Il est ensuite à relativiser selon la plante qui l’exprime. Le colza ou encore le riz sont des végétaux au fort potentiel de croisement avec des espèces sauvages. Ils représentent donc un risque majeur. Or, ils font partie des OGM les plus récoltés. A l’inverse, le bananier ne produit de bananes comestibles que s’il est stérile. Cette stérilité garantit le confinement du gène. Mais il ne peut rien contre un autre danger, l’émergence de parasites (virus, bactéries, insectes...) résistants aux toxines que le végétal a appris à produire. C’est le cas avec le coton ou le riz OGM porteurs du gène codant pour la synthèse du Bt, une toxine produite par une bactérie, Bacillus thuringiensis, et qui tuent les insectes de la famille des pyrales. Seule parade, la création de zones tampon, vierges de coton ou riz Bt, permettant de « noyer » les insectes résistants dans une population sensible majoritaire.
Enfin, l’utilisation de gène exprimant des toxines représente un risque alimentaire pour les populations, mal quantifié. L’absence de toxines dans la partie comestible du végétal est difficilement maîtrisable, malgré les possibilités qu’offrent les promoteurs des gènes (cf. plus haut). A cette question de santé publique, les industriels répondent que le risque est moindre face aux quantités d’insecticides et fongicides qu’il faut utiliser pour un même résultat. Moindre mal ? L’avenir le dira.
L’Europe, dernier îlot de la lutte anti-OGM.
Le manque de recul et les incertitudes quant au fonctionnement parfait des promoteurs, la méconnaissance des cascades de régulation et, en particulier, des nouvelles interactions qui peuvent se produire dans l’OGM, n’ont pas empêché ce marché de se développer, notamment aux Etats-Unis, où il est désormais la norme.
Mais le danger immédiat vient de l’Est. En effet, la Chine a annoncé sa volonté de nourrir 1 milliard d’individus avec du riz transgénique à partir de 2006. Or, malgré des discours rassurants, il est à craindre qu’à l’instar du coton Bt, les riz OGM ne se propagent jusque dans les zones protégées, par le simple fait d’échanges de semences entre agriculteurs. Diffusion incontrôlée des semences, absence de zones tampons, manque de recul sur les conséquences d’ingestion de toxines par les consommateurs, la précipitation de la Chine, portée par la nouvelle économie des biotechnologies, risque fort de réduire à néant les mesures prises en Europe pour éviter une catastrophe écologique et sanitaire. Car le risque encouru pour la biodiversité n’a pas de frontières.
En retard d’une bataille, les laboratoires français sont définitivement hors-jeu. En France, la lutte contre les OGM s’est peut-être trompée d’adversaire. La recherche publique, dont des années de travaux ont été anéanties par des fauchages de champs expérimentaux et des destructions de serres, a été ralentie dans son effort au profit des pays sous-développés, alors que les grands semenciers ont profité de la situation pour s’installer dans une position de monopole.

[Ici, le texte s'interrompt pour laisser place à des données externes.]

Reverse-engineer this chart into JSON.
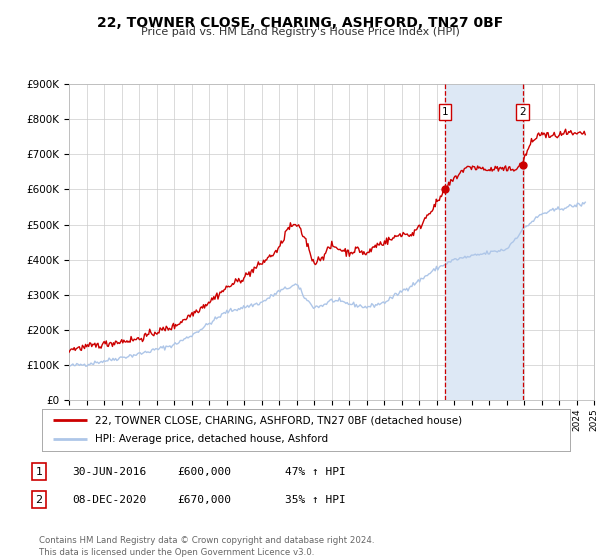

La réflexion préalable qui aurait dû avoir lieu pour poser des garde-fous et nous conduire à nous déterminer quant à notre place dans notre environnement n’aura pas lieu.
Au fond, pouvait-il en être autrement ? Arrivés trop tôt dans nos assiettes, les OGM portent peut-être l’espoir de nourrir les 8 à 9 milliards d’êtres humains annoncés pour 2050, tout en inspirant un sentiment de terreur aux occidentaux qui commencent à prendre conscience de la nécessité de préserver la biodiversité. Sciences naturelles, sciences économiques et sciences politiques ne parlent décidément pas le même langage.